Début d'une délicate mission de sauvetage

Une mission humanitaire lancée par la France est partie mercredi vers la Colombie pour tenter d'établir le contact avec Ingrid Betancourt, une délicate opération, sans garantie de succès, alors que la famille de l'otage lançait un nouvel appel pressant au chef de la guérilla des Farc. "En danger de mort imminente"

AP
Début d'une délicate mission de sauvetage
©AP

Une mission humanitaire lancée par la France est partie mercredi vers la Colombie pour tenter d'établir le contact avec Ingrid Betancourt, une délicate opération, sans garantie de succès, alors que la famille de l'otage lançait un nouvel appel pressant au chef de la guérilla des Farc. Cette mission, a été lancée au lendemain du nouvel appel solennel lancé par le président Nicolas Sarkozy pour que la guérilla libère l'otage franco-colombienne, détenue depuis 6 ans, et qu'il juge en "danger de mort imminente".

Une "mission humanitaire des trois pays facilitateurs, l'Espagne, la France et la Suisse a débuté, en liaison avec les autorités concernées" a simplement annoncé la présidence française en fin d'après-midi. Ces trois pays mènent depuis plusieurs années une médiation avec les Farc pour parvenir à un "accord humanitaire" visant à échanger des otages dits "politiques" de la guérilla - dont Ingrid Betancourt - contre des rebelles emprisonnés. Cette mission est destinée à "prendre contact" avec les Forces armées révolutionnaires de Colombie (Farc) et "obtenir accès" à l'otage, selon Paris.

Cette initiative, aboutissement de plusieurs jours, voire de plusieurs semaines de tractations intenses, selon des sources proches du dossier, comprendrait deux hommes qui ont déjà eu des contacts avec les Farc, poursuit-on. Un avion médicalisé français va être positionné "quelque part sur le continent sud-américain", a précisé une source proche du dossier, ajoutant: "on ne sait pas du tout si le contact pourra être établi".

La présidence française avait prépositionné dès ce week-end un avion médicalisé en Guyane avant d'annoncer son retour à Paris. Pour l'heure, la France n'a reçu aucune réponse officielle des Farc à ses propositions, et de nombreuses inconnues entourent cette mission et ses chances de succès. D'autant que les négociations en vue d'une libération d'Ingrid Betancourt et d'autres otages ont été frappées de plein fouet par la mort du numéro deux des Farc, Raul Reyes, interlocuteur clef du dossier, tué en mars dans un raid de l'armée colombienne.

"Il y a des échanges de communications. Il faut acquérir la certitude sur la fiabilité de ces sources. Il n'y a pas d'engagement concret de la part des Farc", a aussi affirmé Astrid Betancourt, la soeur de l'otage et épouse du directeur des Amériques au Quai d'Orsay Daniel Parfait. A Genève, le CICR a confirmé être "prêt à jouer le rôle d'intermédiaire neutre, comme il l'a fait dans le passé" lors de la libération de six otages par les Farc.
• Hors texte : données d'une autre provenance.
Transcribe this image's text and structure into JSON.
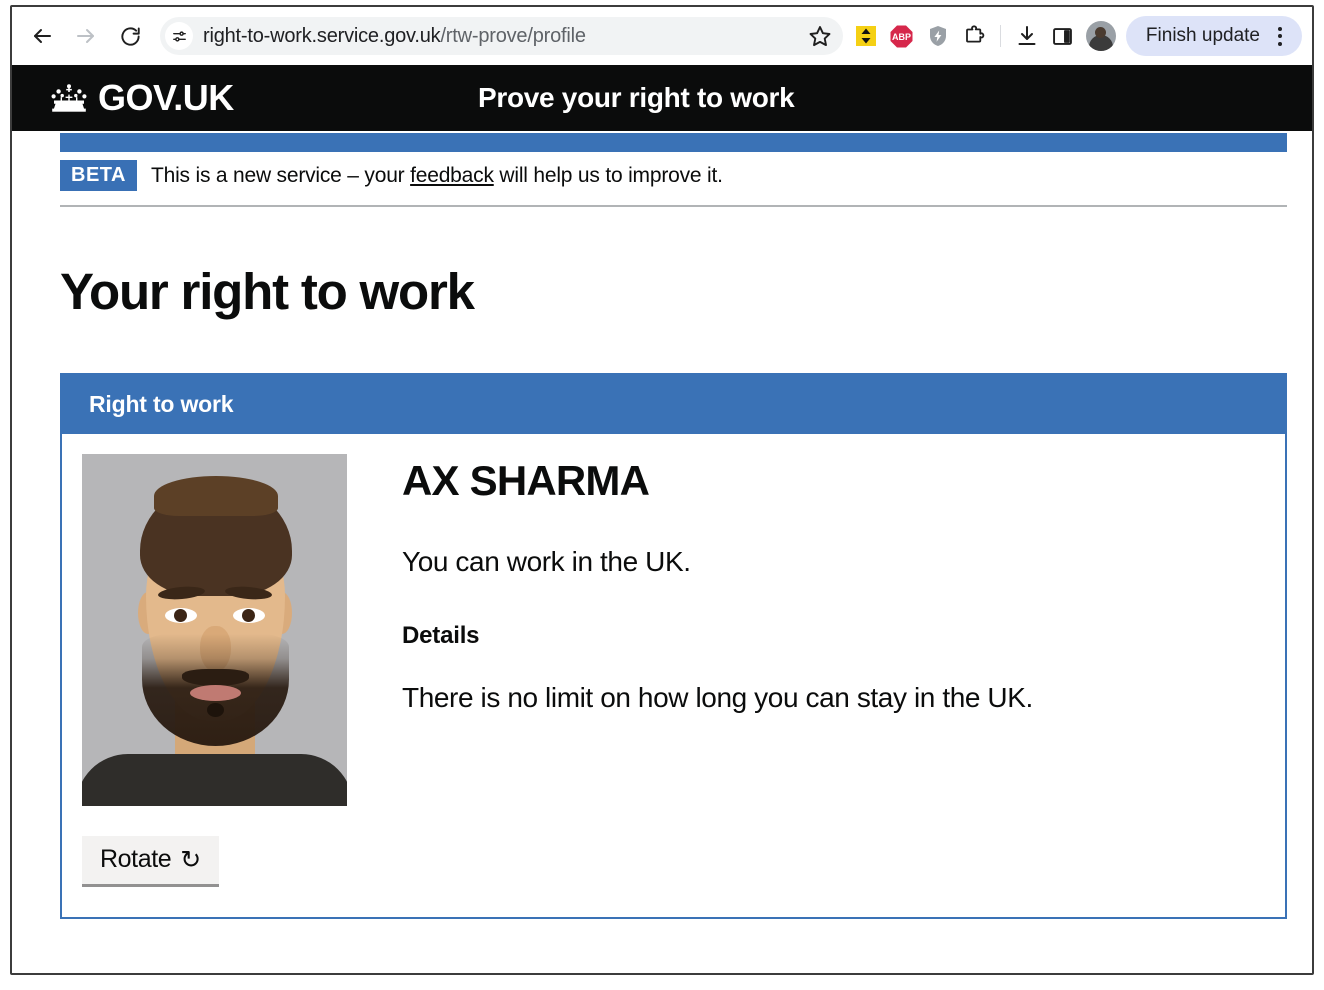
{
  "browser": {
    "back_label": "Back",
    "forward_label": "Forward",
    "reload_label": "Reload",
    "site_settings_label": "View site information",
    "url_bold": "right-to-work.service.gov.uk",
    "url_dim": "/rtw-prove/profile",
    "bookmark_label": "Bookmark this tab",
    "extensions": [
      {
        "name": "scroll-to-extension-icon",
        "label": "Scroll"
      },
      {
        "name": "adblock-plus-icon",
        "label": "ABP"
      },
      {
        "name": "shield-extension-icon",
        "label": "Shield"
      },
      {
        "name": "extensions-puzzle-icon",
        "label": "Extensions"
      },
      {
        "name": "downloads-icon",
        "label": "Downloads"
      },
      {
        "name": "side-panel-icon",
        "label": "Side panel"
      }
    ],
    "profile_label": "Profile",
    "finish_update_label": "Finish update",
    "menu_label": "Customise and control Chrome"
  },
  "govuk": {
    "brand": "GOV.UK",
    "crown_label": "crown-logo",
    "service_name": "Prove your right to work"
  },
  "phase_banner": {
    "tag": "BETA",
    "text_before": "This is a new service – your ",
    "link": "feedback",
    "text_after": " will help us to improve it."
  },
  "page": {
    "title": "Your right to work"
  },
  "card": {
    "header": "Right to work",
    "photo_alt": "passport-photo",
    "rotate_label": "Rotate",
    "rotate_icon": "↻",
    "person_name": "AX SHARMA",
    "status": "You can work in the UK.",
    "details_heading": "Details",
    "details_text": "There is no limit on how long you can stay in the UK."
  },
  "colors": {
    "govuk_black": "#0b0c0c",
    "govuk_blue": "#3a72b6",
    "beta_blue": "#3970b5",
    "button_grey": "#f3f2f1",
    "button_shadow": "#929191",
    "finish_update_bg": "#dde3f8"
  }
}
Il a toutefois affirmé n'avoir "aucune information" sur l'otage "en dépit de demandes présentées dans le cadre du dialogue confidentiel que nous maintenons avec elles". Nicolas Sarkozy, qui a fait d'Ingrid Betancourt une cause nationale, a également mobilisé les leviers diplomatiques. Il a appelé les président colombien Alvaro Uribe et vénézuélien Hugo Chavez et obtenu le soutien des présidents brésilien et argentin.
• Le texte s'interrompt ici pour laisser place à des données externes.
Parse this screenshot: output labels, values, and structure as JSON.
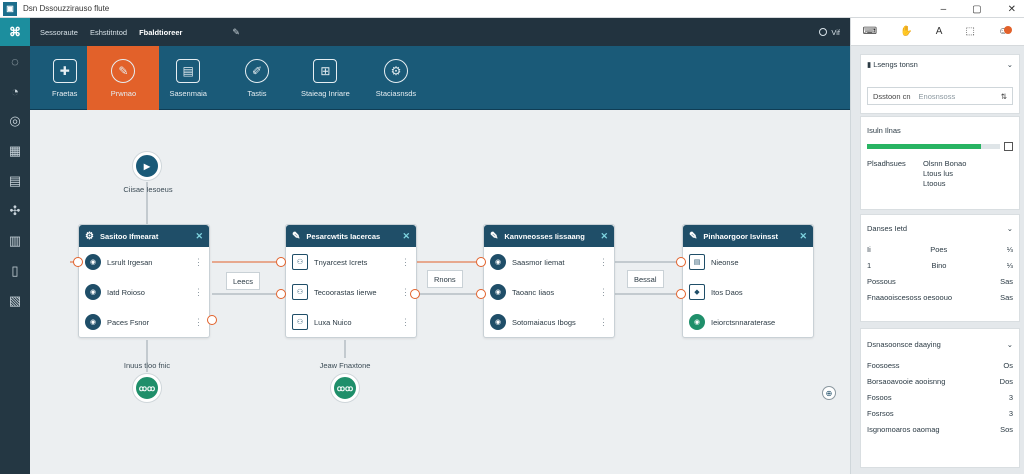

Il a également obtenu du président colombien Alvaro Uribe qu'il s'engage publiquement à faire cesser les opérations militaires dans la zone où la mission humanitaire se rendrait. Dans le même temps la famille de l'otage a lancé un nouvel appel aux Farc et au président colombien Alvaro Uribe, restant toutefois divisée sur l'état de santé d'Ingrid Betancourt qui fait l'objet de témoignage alarmant.

Le fils de l'otage, Lorenzo Delloye, a estimé lors d'une conférence de presse à Paris que sa mère s'était engagée dans un "rapport de force" avec la guérilla et M. Uribe en entamant une grève de la faim il cinq semaines. Lorenzo Delloye n'a pas donné la source de ces informations, qu'Astrid Betancourt juge "invraisemblables". "Ma mère court à la mort", s'est alarmé Lorenzo Delloye.